Introduction: Reparative and regenerative capacity is consistently observed in lower vertebrate species, but translational implementation has failed to yield comparable results in the clinical setting. Cardiac stem cells (CSC) isolated from rodent or swine heart possess capacity for tetraploidization resulting in 4n chromatin content associated with override of cell cycle arrest and senescence, but comparable tetraploid CSC are not present in human samples. Furthermore, diploid:tetraploid CSC ratio in rodent myocardium increases following infarction injury suggesting ploidy is a dynamic cellular condition influencing response to pathologic damage. Since polyploidization correlates with enhanced regenerative throughout evolution, ploidy differences raise provocative questions regarding translational applicability of experimental studies of myocardial regeneration.

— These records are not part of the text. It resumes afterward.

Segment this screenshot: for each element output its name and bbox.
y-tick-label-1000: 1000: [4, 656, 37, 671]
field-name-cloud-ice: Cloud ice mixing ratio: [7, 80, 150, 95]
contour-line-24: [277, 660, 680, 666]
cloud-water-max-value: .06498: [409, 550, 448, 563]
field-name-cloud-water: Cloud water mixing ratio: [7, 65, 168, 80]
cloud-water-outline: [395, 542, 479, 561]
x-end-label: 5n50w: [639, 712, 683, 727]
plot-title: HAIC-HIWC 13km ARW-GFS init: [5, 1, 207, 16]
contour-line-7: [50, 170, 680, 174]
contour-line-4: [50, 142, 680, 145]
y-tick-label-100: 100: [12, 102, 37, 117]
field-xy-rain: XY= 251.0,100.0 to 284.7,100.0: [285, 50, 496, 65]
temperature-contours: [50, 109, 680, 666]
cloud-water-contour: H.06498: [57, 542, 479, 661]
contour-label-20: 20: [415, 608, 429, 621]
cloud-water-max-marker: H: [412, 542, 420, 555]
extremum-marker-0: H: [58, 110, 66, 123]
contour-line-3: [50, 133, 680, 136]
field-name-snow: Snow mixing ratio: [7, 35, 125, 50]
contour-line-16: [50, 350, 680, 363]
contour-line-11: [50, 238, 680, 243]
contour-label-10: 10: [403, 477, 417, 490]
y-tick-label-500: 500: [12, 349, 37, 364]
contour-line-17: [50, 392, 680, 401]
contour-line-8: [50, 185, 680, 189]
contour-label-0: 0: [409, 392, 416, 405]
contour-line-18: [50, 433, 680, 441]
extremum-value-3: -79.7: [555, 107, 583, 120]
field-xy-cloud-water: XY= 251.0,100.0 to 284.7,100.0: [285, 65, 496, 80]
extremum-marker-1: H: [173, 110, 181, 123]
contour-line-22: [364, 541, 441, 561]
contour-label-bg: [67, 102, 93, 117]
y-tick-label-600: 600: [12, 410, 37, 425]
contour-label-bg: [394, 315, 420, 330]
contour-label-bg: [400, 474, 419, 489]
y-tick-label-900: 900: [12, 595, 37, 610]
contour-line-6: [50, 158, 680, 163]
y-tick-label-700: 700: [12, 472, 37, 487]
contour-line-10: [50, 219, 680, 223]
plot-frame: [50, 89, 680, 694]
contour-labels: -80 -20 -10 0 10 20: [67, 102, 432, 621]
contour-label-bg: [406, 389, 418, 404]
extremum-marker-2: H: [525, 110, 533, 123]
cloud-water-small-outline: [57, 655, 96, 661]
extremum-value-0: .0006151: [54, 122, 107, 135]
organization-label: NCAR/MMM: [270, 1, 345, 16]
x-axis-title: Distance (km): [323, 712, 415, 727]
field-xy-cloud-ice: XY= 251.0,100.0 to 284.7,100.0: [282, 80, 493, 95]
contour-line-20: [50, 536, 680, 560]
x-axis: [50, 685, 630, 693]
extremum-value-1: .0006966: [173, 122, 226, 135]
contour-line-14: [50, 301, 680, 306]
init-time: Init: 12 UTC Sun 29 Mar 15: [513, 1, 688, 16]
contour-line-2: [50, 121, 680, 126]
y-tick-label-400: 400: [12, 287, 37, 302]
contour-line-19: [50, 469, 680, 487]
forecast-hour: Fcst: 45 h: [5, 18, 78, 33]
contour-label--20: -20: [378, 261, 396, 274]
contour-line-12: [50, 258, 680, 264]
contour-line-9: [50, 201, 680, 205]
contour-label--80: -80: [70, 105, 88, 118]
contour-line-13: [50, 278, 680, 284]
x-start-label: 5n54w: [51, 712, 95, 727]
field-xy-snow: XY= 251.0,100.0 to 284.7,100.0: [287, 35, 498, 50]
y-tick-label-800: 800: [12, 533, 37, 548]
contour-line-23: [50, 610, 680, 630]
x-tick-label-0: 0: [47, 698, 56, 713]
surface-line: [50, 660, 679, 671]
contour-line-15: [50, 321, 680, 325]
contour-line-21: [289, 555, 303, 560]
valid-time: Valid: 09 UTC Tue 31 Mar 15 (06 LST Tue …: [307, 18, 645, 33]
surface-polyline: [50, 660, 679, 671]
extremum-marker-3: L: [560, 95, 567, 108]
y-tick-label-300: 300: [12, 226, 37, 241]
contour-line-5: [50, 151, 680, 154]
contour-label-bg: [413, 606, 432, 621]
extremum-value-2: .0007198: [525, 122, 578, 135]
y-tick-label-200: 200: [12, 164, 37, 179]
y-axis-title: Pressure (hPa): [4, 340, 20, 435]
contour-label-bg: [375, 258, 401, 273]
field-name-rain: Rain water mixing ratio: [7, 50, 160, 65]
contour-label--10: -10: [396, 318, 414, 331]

Hypothesis: Mononuclear chromatin duplication in human stem cells improves functional capabilities by inhibiting cellular senescence and increasing stress resistance. Methods and Results: Tetraploidy was artificially induced in human CSCs, ESCs and MSCs from multiple patient samples by transient exposure to demecolcine that blocks mitotic spindle formation and chromosome segregation. Mononuclear tetraploid content confirmed by karyotype analysis was consistently induced in hCSCs and hEPCs, unlike hMSCs which underwent apoptosis. Mononuclear tetraploid content in hCSCs and hEPCs was stable for continued multiple passages demonstrated by flow cytometry with proliferation rates equivalent to the parent diploid line. Stress induction through hydrogen peroxide demonstrate tetraploid hCSCs respond equivalent or better than parental lines measured through apoptosis and necrosis. Double strand DNA breaks in tetraploid hCSCs were reduced by half compared to the parental line, measured by gamma H2AX per total DNA. Conclusion: Tetraploid content induction in human CSCs and EPCs enhances functional activity by increased resistance to stress and inhibition of senescence without promoting oncogenic transformation. Ongoing studies focus upon potential of tetraploid hCSCs to exert enhanced capabilities for mediating myocardial repair and regeneration.